The vast potential of using a data mesh architecture is simultaneously exciting and intimidating for many in the data industry. In fact, some of our customers worry that the unforeseen autonomy and democratization of a data mesh introduces new risks related to data discovery and health, 以及数据管理.

考虑到数据网格的相对新奇性, 这是一个合理的担忧, but I would encourage inquiring minds to read the fine print. 非但没有引入这些风险, 数据网格实际上是强制的 可扩展的,自服务的可观察性到您的数据.

事实上,域名不能真正做到 own 如果他们的数据没有可观察性. According to Zhamak, such self-serve capabilities inherent to any good data mesh include:

  • 对静止和运动中的数据进行加密
  • 数据产品版本控制
  • 数据产品模式
  • Data product discovery, catalog registration, and publishing
  • 数据治理和标准化
  • 生产数据血统
  • 数据产品监控、警报和日志记录
  • 数据产品质量度量

当包装在一起, these functionalities and standardizations provide a robust layer of observability.
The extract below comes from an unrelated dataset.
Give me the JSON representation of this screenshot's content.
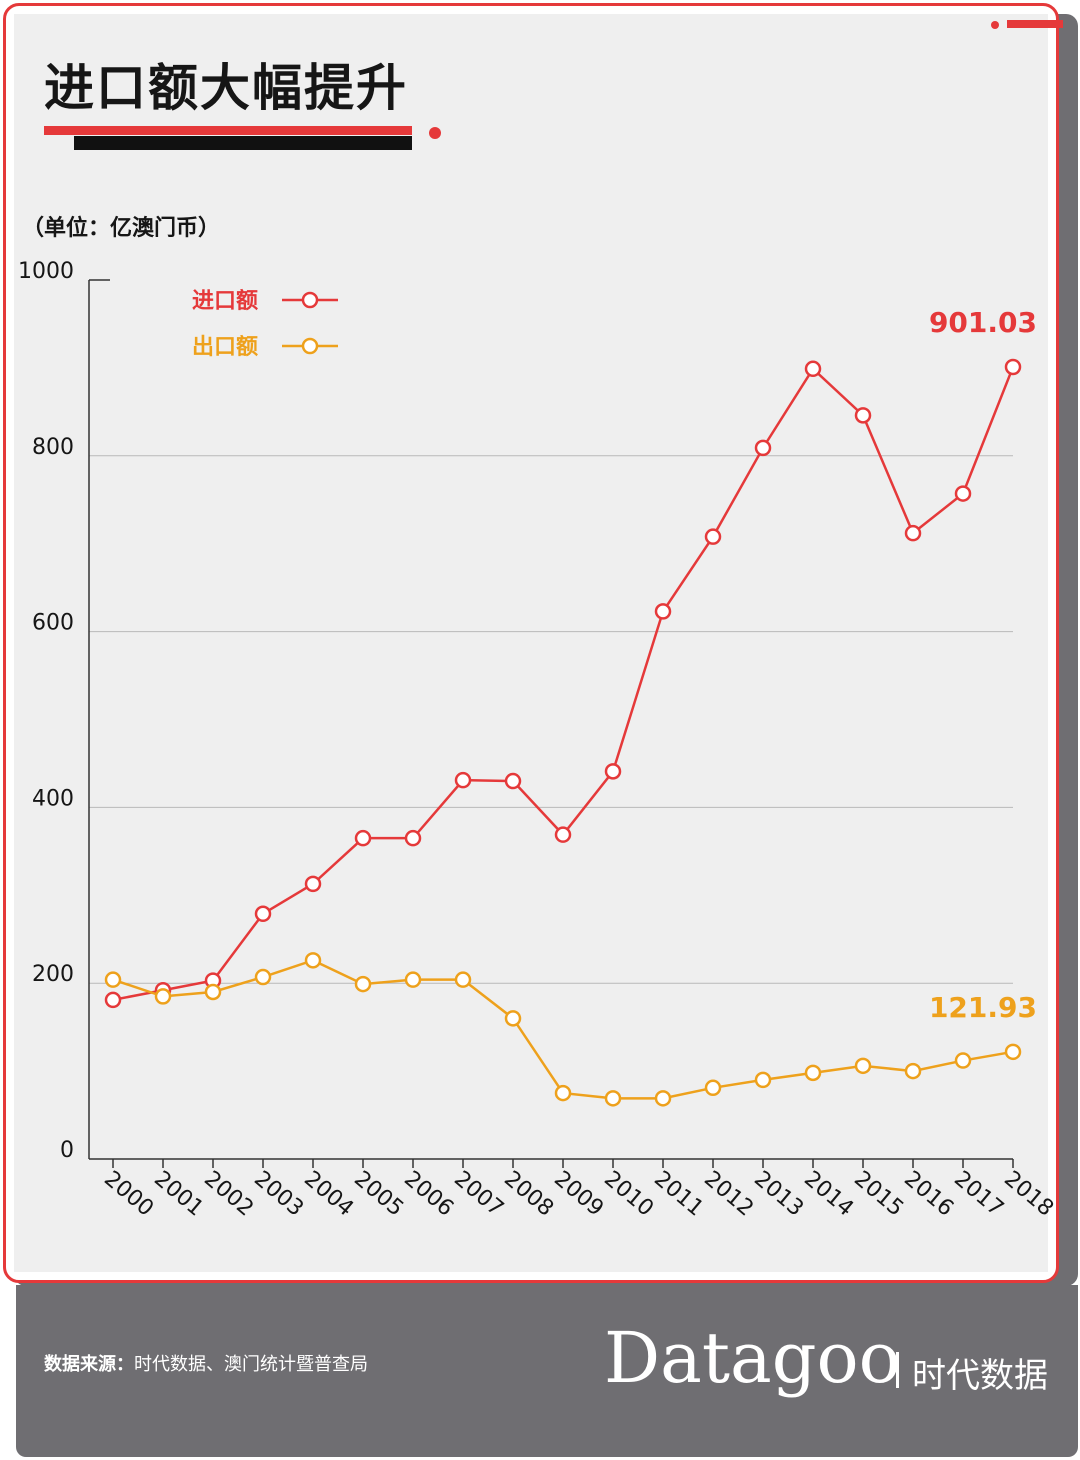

The data mesh paradigm also prescribes having a standardized, scalable way for individual domains to handle these various tenants of observability, allowing teams to answer these questions and many more:

  • 我的数据是新鲜的吗?
  • 我的数据坏了吗??
  • 如何跟踪模式更改?
  • What are the upstream and downstream dependencies of my pipelines?

如果你能回答这些问题, you can rest assured that your data is fully observable — and can be trusted.

有兴趣学习更多关于数据网格的知识? 除了扎马克和麦克斯的资源, check out some of our favorite articles about this rising star of data engineering:

你的公司正在构建一个数据网格吗? Reach out Barr Moses和Lior Gavish 用你的经验,技巧和痛点. 推荐一个正规滚球网站希望收到你的来信!